Friday, July 27, 2018

King Kong Lives

King Kong Lives
John Guillermin

It’s been ten years since King Kong fell from the World Trade Center. Turns out he’s been in a coma all this time. Dr. Amy Franklin (Linda Hamilton) is concerned that Kong’s blood won’t keep him alive much longer without an artificial heart and a transfusion. As luck would have it, Hank Mitchell (Brian Kerwin) is wandering around the jungle when he just happens to find a female giant ape. I’m sure this will end well for everyone.

The 1976 remake of King Kong wasn’t exactly a debacle. It still has fair reviews to this day and it made some money. It is, however, overshadowed by its own hype campaign courtesy of Dino De Laurentiis. The infamous producer promised that Kong would be realized on screen by a gigantic hydraulic puppet.
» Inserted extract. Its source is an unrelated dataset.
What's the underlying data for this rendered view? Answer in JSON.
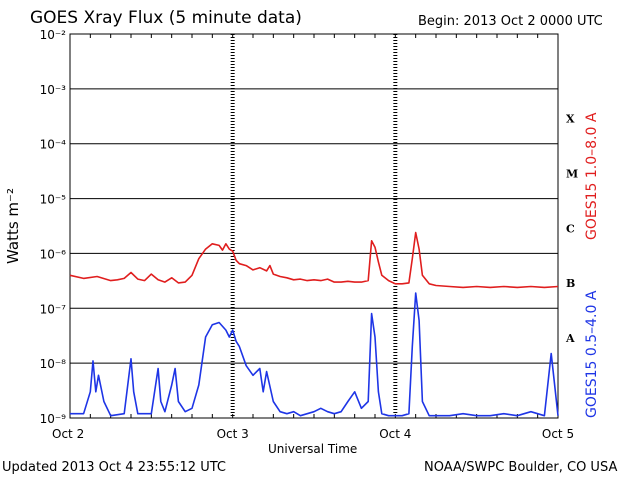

Dino couldn’t deliver on that promise. There is a giant hydraulic Kong at moments in the film but it is ridiculously stiff. Most of the time Kong was portrayed by Rick Baker in an ape suit. Ten years later De Laurentiis finally made a sequel with no pretension of changing cinema through technology.

The secret that Arby's doesn't want you to see.
King Kong Lives isn’t a promoted as a comedy, but it certainly feels like one. This movie brings us giant ape open heart surgery with a massive artificial heart, Kong/Lady Kong romance, a cartoonishly evil general, and some even more cartoonishly evil rednecks. Director John Guillermin goes so far as to have Kong engage in snapping alligators in half, and eating people. Just so you know how seriously he's taking things, he also stages a scene from the perspective of a bullfrog.

Even accounting for ten years of inflation, King Kong Lives was made for a fraction of its predecessor's cost. The effects are a mixed bag, the miniatures are often great, but much of the green screen work looks shockingly terrible even for 1986. Peter Elliot and George Antoni manage to evoke sympathy for the Kongs through their portrayals even if the choice to linger on the costumes goes on too long in parts and reduces the suspension of disbelief. Near the end Lady Kong gives birth. Kid Kong is far less successful and is maybe the biggest letdown in the whole film. It looks just like a common ape suit, there’s nothing babyish about him. I always felt that he seemed way too small as well.Turns out, there was a reason for this, Dino De Laurentiis had an idea to spin-off Kid Kong into his own animated television show where he could change size at will and travel to other planets. This never materialized but its further proof that Dino does not dream small.

The Kongs, this fall on NBC.
Linda Hamilton as Dr. Franklin is reduced to chasing King and Lady Kong around while watching the action from a distance. She gets a few decent scenes and tries her best to demonstrate real concern for the Kongs' plight. The low point for her is initiating an ill-advised sleeping bag frolic with Hank using the immortal line, “Yeah, why not... we're primates, too.” The other stand-out actor is John Ashton as Lieutenant Colonel Nevitt. He’s a mustache-twirling evil jerk-off, and it’s a delight to watch him get smashed into the ground.

King Kong Lives isn’t good, but that’s of little concern. It’s fast-paced, fun, and ridiculous in a perfect Saturday afternoon matinee kind of way. It promises giant ape destruction, love, tragedy, and a crushed Lamborghini and sometimes that’s all you really need.